“With that in mind, we let those goals guide our work and we incorporated them into our project,” Mortimer said.
Don Taylor, a Duke professor who taught the course, said he saw this as an opportunity for students to apply their research.
“This was a unique opportunity because this was happening in our state,” Taylor said.
“There’s health policy and there’s also the politics.”
Taylor wanted his students to recognize the political climate of the state after the N.C. General Assembly voted last year not to expand Medicaid.
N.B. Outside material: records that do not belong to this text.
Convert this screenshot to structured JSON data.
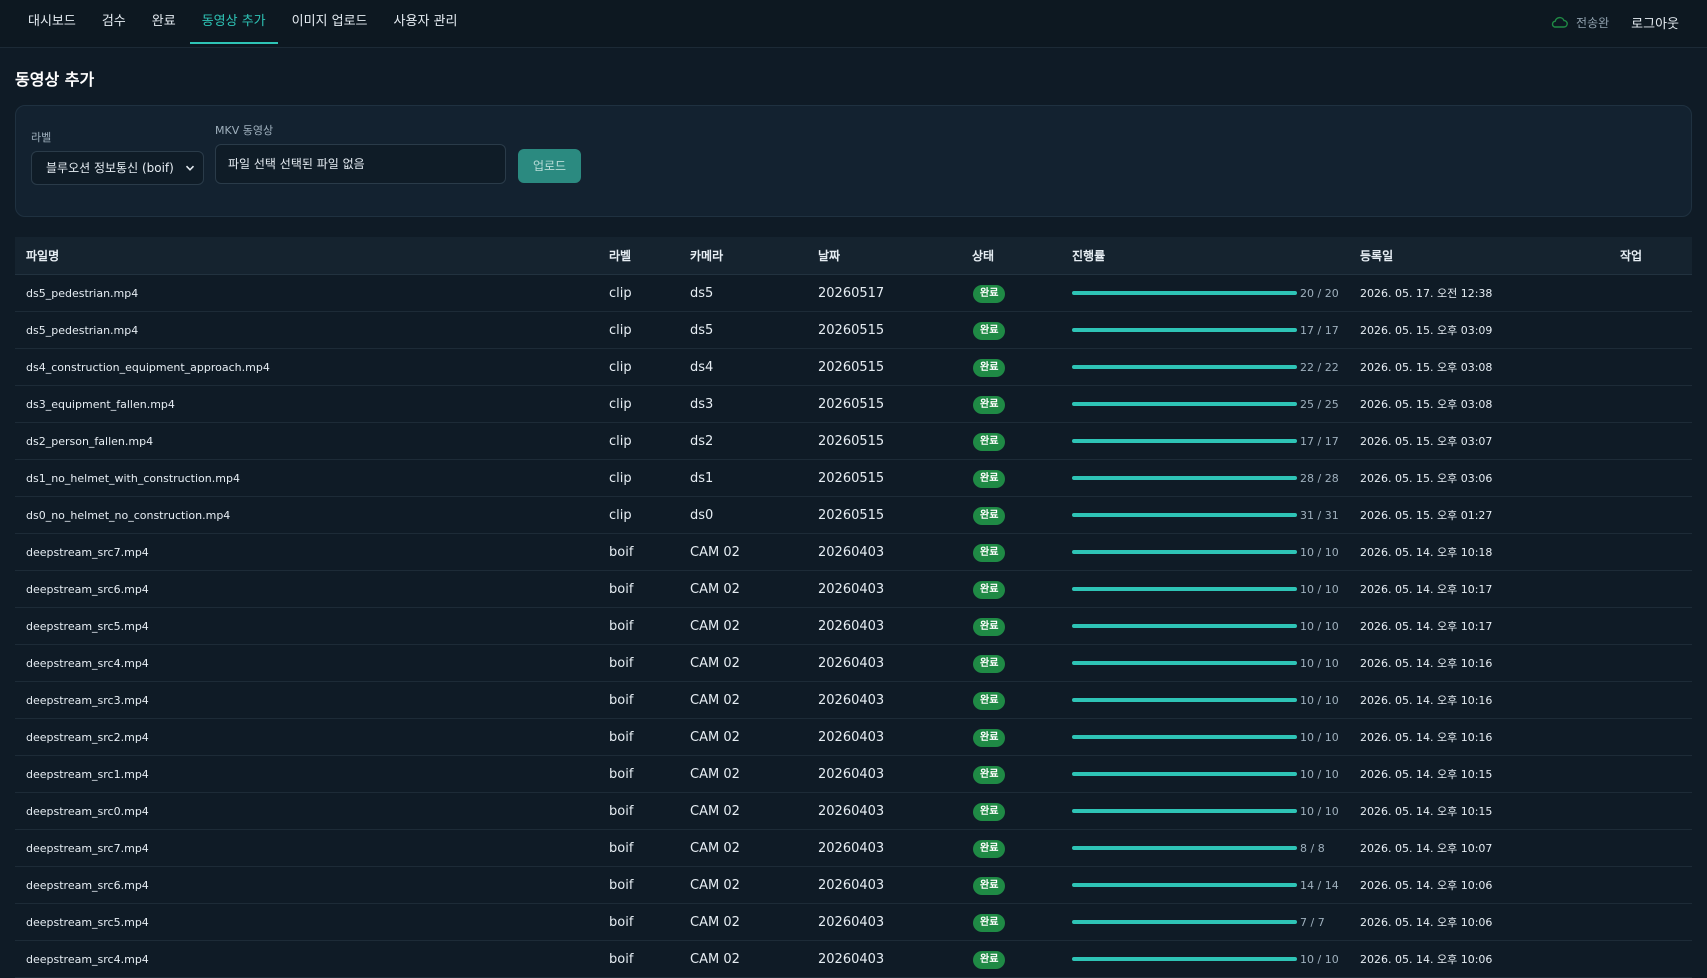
{
  "nav": {
    "items": [
      {
        "label": "대시보드",
        "active": false
      },
      {
        "label": "검수",
        "active": false
      },
      {
        "label": "완료",
        "active": false
      },
      {
        "label": "동영상 추가",
        "active": true
      },
      {
        "label": "이미지 업로드",
        "active": false
      },
      {
        "label": "사용자 관리",
        "active": false
      }
    ],
    "status_text": "전송완",
    "logout_label": "로그아웃",
    "status_icon": "cloud-icon"
  },
  "page": {
    "title": "동영상 추가"
  },
  "upload": {
    "label_caption": "라벨",
    "label_selected": "블루오션 정보통신 (boif)",
    "video_caption": "MKV 동영상",
    "file_text": "파일 선택  선택된 파일 없음",
    "upload_button": "업로드"
  },
  "table": {
    "headers": {
      "filename": "파일명",
      "label": "라벨",
      "camera": "카메라",
      "date": "날짜",
      "status": "상태",
      "progress": "진행률",
      "registered": "등록일",
      "action": "작업"
    },
    "rows": [
      {
        "filename": "ds5_pedestrian.mp4",
        "label": "clip",
        "camera": "ds5",
        "date": "20260517",
        "status": "완료",
        "progress_text": "20 / 20",
        "progress": 1.0,
        "registered": "2026. 05. 17. 오전 12:38"
      },
      {
        "filename": "ds5_pedestrian.mp4",
        "label": "clip",
        "camera": "ds5",
        "date": "20260515",
        "status": "완료",
        "progress_text": "17 / 17",
        "progress": 1.0,
        "registered": "2026. 05. 15. 오후 03:09"
      },
      {
        "filename": "ds4_construction_equipment_approach.mp4",
        "label": "clip",
        "camera": "ds4",
        "date": "20260515",
        "status": "완료",
        "progress_text": "22 / 22",
        "progress": 1.0,
        "registered": "2026. 05. 15. 오후 03:08"
      },
      {
        "filename": "ds3_equipment_fallen.mp4",
        "label": "clip",
        "camera": "ds3",
        "date": "20260515",
        "status": "완료",
        "progress_text": "25 / 25",
        "progress": 1.0,
        "registered": "2026. 05. 15. 오후 03:08"
      },
      {
        "filename": "ds2_person_fallen.mp4",
        "label": "clip",
        "camera": "ds2",
        "date": "20260515",
        "status": "완료",
        "progress_text": "17 / 17",
        "progress": 1.0,
        "registered": "2026. 05. 15. 오후 03:07"
      },
      {
        "filename": "ds1_no_helmet_with_construction.mp4",
        "label": "clip",
        "camera": "ds1",
        "date": "20260515",
        "status": "완료",
        "progress_text": "28 / 28",
        "progress": 1.0,
        "registered": "2026. 05. 15. 오후 03:06"
      },
      {
        "filename": "ds0_no_helmet_no_construction.mp4",
        "label": "clip",
        "camera": "ds0",
        "date": "20260515",
        "status": "완료",
        "progress_text": "31 / 31",
        "progress": 1.0,
        "registered": "2026. 05. 15. 오후 01:27"
      },
      {
        "filename": "deepstream_src7.mp4",
        "label": "boif",
        "camera": "CAM 02",
        "date": "20260403",
        "status": "완료",
        "progress_text": "10 / 10",
        "progress": 1.0,
        "registered": "2026. 05. 14. 오후 10:18"
      },
      {
        "filename": "deepstream_src6.mp4",
        "label": "boif",
        "camera": "CAM 02",
        "date": "20260403",
        "status": "완료",
        "progress_text": "10 / 10",
        "progress": 1.0,
        "registered": "2026. 05. 14. 오후 10:17"
      },
      {
        "filename": "deepstream_src5.mp4",
        "label": "boif",
        "camera": "CAM 02",
        "date": "20260403",
        "status": "완료",
        "progress_text": "10 / 10",
        "progress": 1.0,
        "registered": "2026. 05. 14. 오후 10:17"
      },
      {
        "filename": "deepstream_src4.mp4",
        "label": "boif",
        "camera": "CAM 02",
        "date": "20260403",
        "status": "완료",
        "progress_text": "10 / 10",
        "progress": 1.0,
        "registered": "2026. 05. 14. 오후 10:16"
      },
      {
        "filename": "deepstream_src3.mp4",
        "label": "boif",
        "camera": "CAM 02",
        "date": "20260403",
        "status": "완료",
        "progress_text": "10 / 10",
        "progress": 1.0,
        "registered": "2026. 05. 14. 오후 10:16"
      },
      {
        "filename": "deepstream_src2.mp4",
        "label": "boif",
        "camera": "CAM 02",
        "date": "20260403",
        "status": "완료",
        "progress_text": "10 / 10",
        "progress": 1.0,
        "registered": "2026. 05. 14. 오후 10:16"
      },
      {
        "filename": "deepstream_src1.mp4",
        "label": "boif",
        "camera": "CAM 02",
        "date": "20260403",
        "status": "완료",
        "progress_text": "10 / 10",
        "progress": 1.0,
        "registered": "2026. 05. 14. 오후 10:15"
      },
      {
        "filename": "deepstream_src0.mp4",
        "label": "boif",
        "camera": "CAM 02",
        "date": "20260403",
        "status": "완료",
        "progress_text": "10 / 10",
        "progress": 1.0,
        "registered": "2026. 05. 14. 오후 10:15"
      },
      {
        "filename": "deepstream_src7.mp4",
        "label": "boif",
        "camera": "CAM 02",
        "date": "20260403",
        "status": "완료",
        "progress_text": "8 / 8",
        "progress": 1.0,
        "registered": "2026. 05. 14. 오후 10:07"
      },
      {
        "filename": "deepstream_src6.mp4",
        "label": "boif",
        "camera": "CAM 02",
        "date": "20260403",
        "status": "완료",
        "progress_text": "14 / 14",
        "progress": 1.0,
        "registered": "2026. 05. 14. 오후 10:06"
      },
      {
        "filename": "deepstream_src5.mp4",
        "label": "boif",
        "camera": "CAM 02",
        "date": "20260403",
        "status": "완료",
        "progress_text": "7 / 7",
        "progress": 1.0,
        "registered": "2026. 05. 14. 오후 10:06"
      },
      {
        "filename": "deepstream_src4.mp4",
        "label": "boif",
        "camera": "CAM 02",
        "date": "20260403",
        "status": "완료",
        "progress_text": "10 / 10",
        "progress": 1.0,
        "registered": "2026. 05. 14. 오후 10:06"
      }
    ]
  },
  "colors": {
    "accent": "#2ec4b6",
    "badge": "#1f8a45",
    "background": "#0f1b26"
  }
}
The team created three proposals to expand health coverage in the state.
The first would expand Medicaid using the Affordable Care Act’s requirements as a model.
The second would create a “private option,” where people newly eligible for Medicaid would enroll in private insurance in the state’s health care marketplace.
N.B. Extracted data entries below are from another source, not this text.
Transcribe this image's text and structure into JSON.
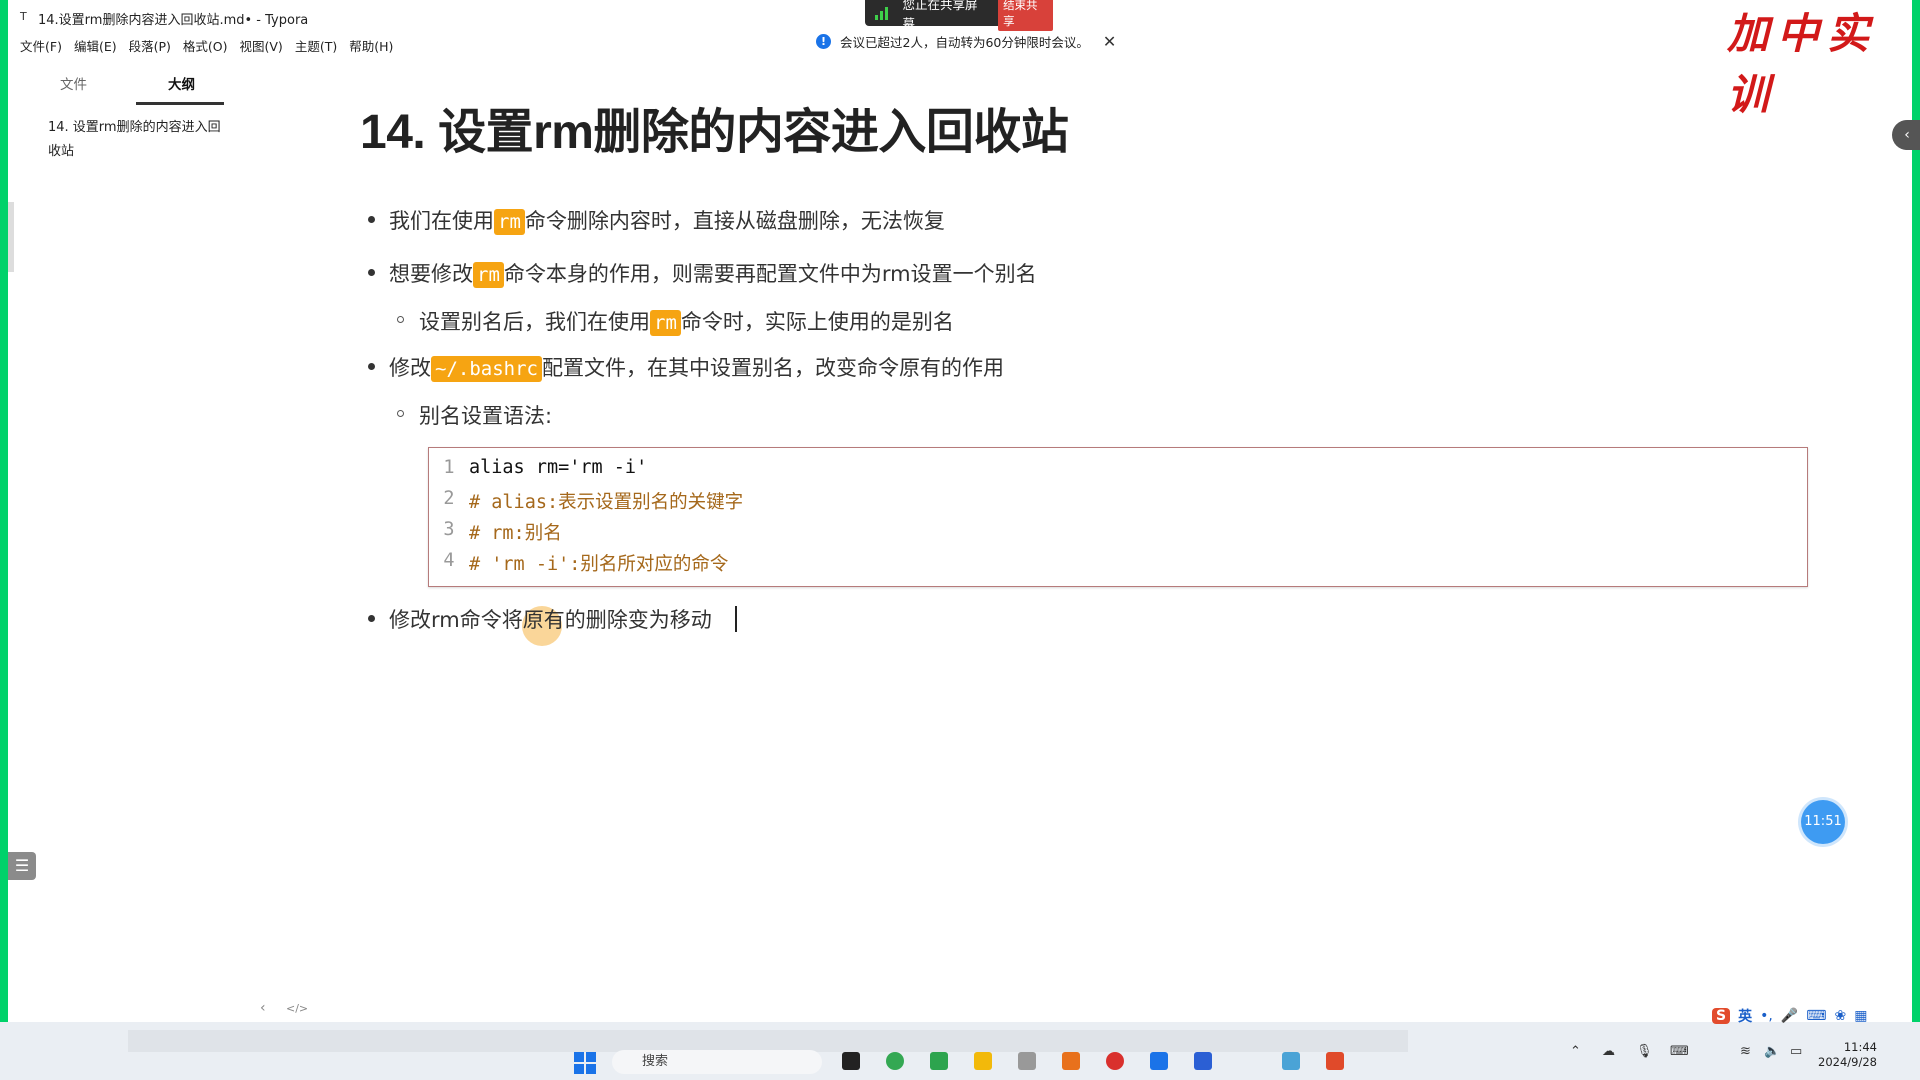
{
  "window": {
    "title": "14.设置rm删除内容进入回收站.md• - Typora"
  },
  "menu": [
    "文件(F)",
    "编辑(E)",
    "段落(P)",
    "格式(O)",
    "视图(V)",
    "主题(T)",
    "帮助(H)"
  ],
  "share_bar": {
    "status": "您正在共享屏幕",
    "end_button": "结束共享"
  },
  "notice": {
    "text": "会议已超过2人，自动转为60分钟限时会议。"
  },
  "watermark": "加中实训",
  "sidebar": {
    "tab_files": "文件",
    "tab_outline": "大纲",
    "outline_items": [
      "14. 设置rm删除的内容进入回收站"
    ]
  },
  "document": {
    "title": "14. 设置rm删除的内容进入回收站",
    "b1_pre": "我们在使用",
    "b1_code": "rm",
    "b1_post": "命令删除内容时，直接从磁盘删除，无法恢复",
    "b2_pre": "想要修改",
    "b2_code": "rm",
    "b2_post": "命令本身的作用，则需要再配置文件中为rm设置一个别名",
    "b2s_pre": "设置别名后，我们在使用",
    "b2s_code": "rm",
    "b2s_post": "命令时，实际上使用的是别名",
    "b3_pre": "修改",
    "b3_code": "~/.bashrc",
    "b3_post": "配置文件，在其中设置别名，改变命令原有的作用",
    "b3s": "别名设置语法:",
    "b4": "修改rm命令将原有的删除变为移动"
  },
  "code_block": {
    "lines": [
      {
        "num": "1",
        "text": "alias rm='rm -i'"
      },
      {
        "num": "2",
        "text": "# alias:表示设置别名的关键字"
      },
      {
        "num": "3",
        "text": "# rm:别名"
      },
      {
        "num": "4",
        "text": "# 'rm -i':别名所对应的命令"
      }
    ]
  },
  "timer_badge": "11:51",
  "taskbar": {
    "search_placeholder": "搜索",
    "time": "11:44",
    "date": "2024/9/28",
    "ime_lang": "英"
  },
  "colors": {
    "inline_code_bg": "#f6a412",
    "comment": "#a5681b",
    "watermark": "#d21919",
    "screen_border": "#00d26a"
  }
}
The third, which the students feel is the most ideal plan, is a hybrid of the first two options that would enroll people below 100 percent of the poverty level in Medicaid and enroll people between 100 and 138 percent of the federal poverty level in private insurance.
Mortimer said the group’s support for a private option was inspired by recent action in Arkansas, where the legislature passed funding for its own version of a private option. The bill was delivered to the governor Tuesday.
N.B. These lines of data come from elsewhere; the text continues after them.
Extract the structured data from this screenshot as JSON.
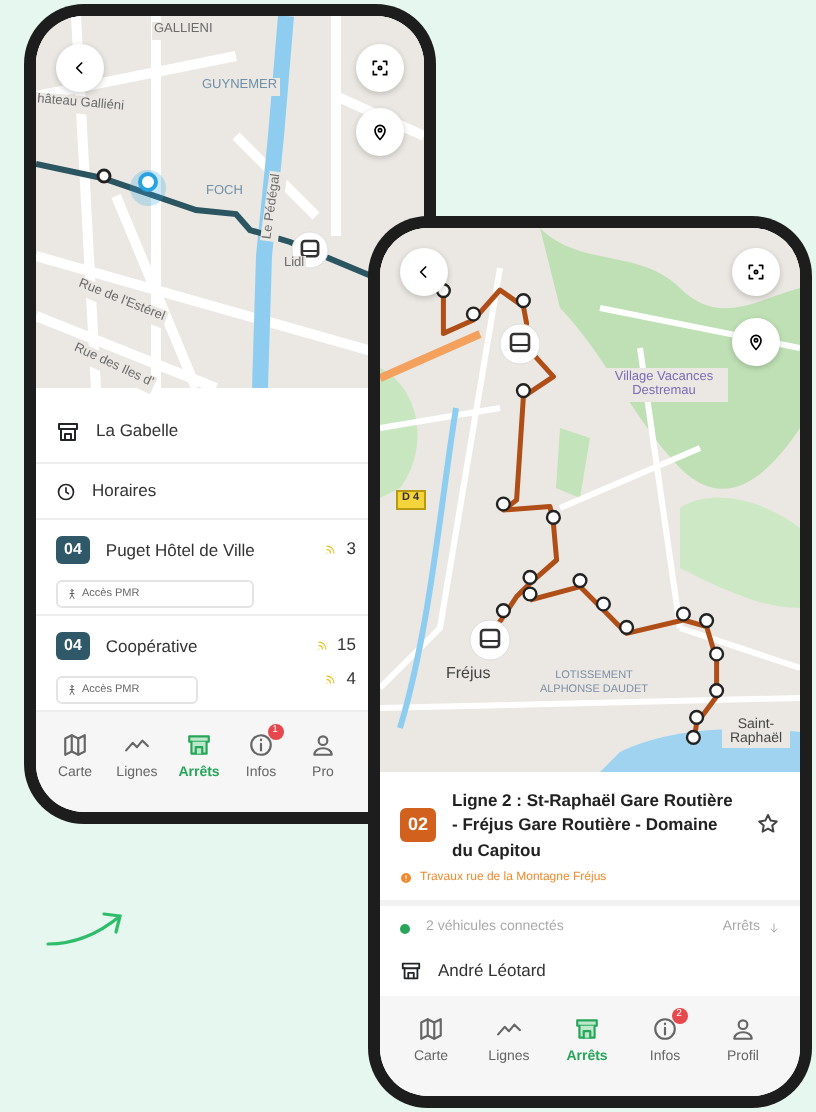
{
  "back_phone": {
    "map_labels": [
      "GALLIENI",
      "hâteau Galliéni",
      "GUYNEMER",
      "Le Pédégal",
      "FOCH",
      "Lidl",
      "Rue de l'Estérel",
      "Rue des Iles d'"
    ],
    "place": "La Gabelle",
    "schedule": "Horaires",
    "stops": [
      {
        "line": "04",
        "color": "#2f5868",
        "name": "Puget Hôtel de Ville",
        "access": "Accès PMR",
        "times": [
          "3"
        ]
      },
      {
        "line": "04",
        "color": "#2f5868",
        "name": "Coopérative",
        "access": "Accès PMR",
        "times": [
          "15",
          "4"
        ]
      }
    ],
    "nav": [
      {
        "label": "Carte",
        "selected": false
      },
      {
        "label": "Lignes",
        "selected": false
      },
      {
        "label": "Arrêts",
        "selected": true
      },
      {
        "label": "Infos",
        "selected": false,
        "badge": "1"
      },
      {
        "label": "Pro",
        "selected": false
      }
    ]
  },
  "front_phone": {
    "map_labels": [
      "D 4",
      "Village Vacances Destremau",
      "Fréjus",
      "LOTISSEMENT ALPHONSE DAUDET",
      "Saint-Raphaël"
    ],
    "route": {
      "line": "02",
      "color": "#d2611d",
      "title": "Ligne 2 : St-Raphaël Gare Routière - Fréjus Gare Routière - Domaine du Capitou",
      "starred": false,
      "alert": "Travaux rue de la Montagne Fréjus"
    },
    "vehicles": "2 véhicules connectés",
    "stops_link": "Arrêts",
    "stop": "André Léotard",
    "nav": [
      {
        "label": "Carte",
        "selected": false
      },
      {
        "label": "Lignes",
        "selected": false
      },
      {
        "label": "Arrêts",
        "selected": true
      },
      {
        "label": "Infos",
        "selected": false,
        "badge": "2"
      },
      {
        "label": "Profil",
        "selected": false
      }
    ]
  }
}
“We also know the political culture is a bit much more like North Carolina than some other states,” Mortimer said.
Kate Luck, spokeswoman for the Arkansas Department of Human Services, said the program was proposed by Republicans and was considered an alternative to traditional Medicaid expansion.
“We knew that there was a slim possibility of that happening,” Luck said. “It’s something that the Republicans can get on board with.”
Luck said she thinks the proposal could serve as a model for other states to expand Medicaid coverage.
As the commission prepares to reveal its proposals for Medicaid reform, the students say they hope to show their proposals to administration officials.
Last week, the N.C. Medicaid Reform Advisory Group discussed aspects of the reform, including coordinating with organizations that would be responsible for quality of care.
Mortimer said she is supportive of these organizations, but the students’ proposed plan would take more steps in expanding coverage.
“The advisory group has gotten off to a good start but there’s a lot more robust reforms needed to fulfill Gov. McCrory’s goals.”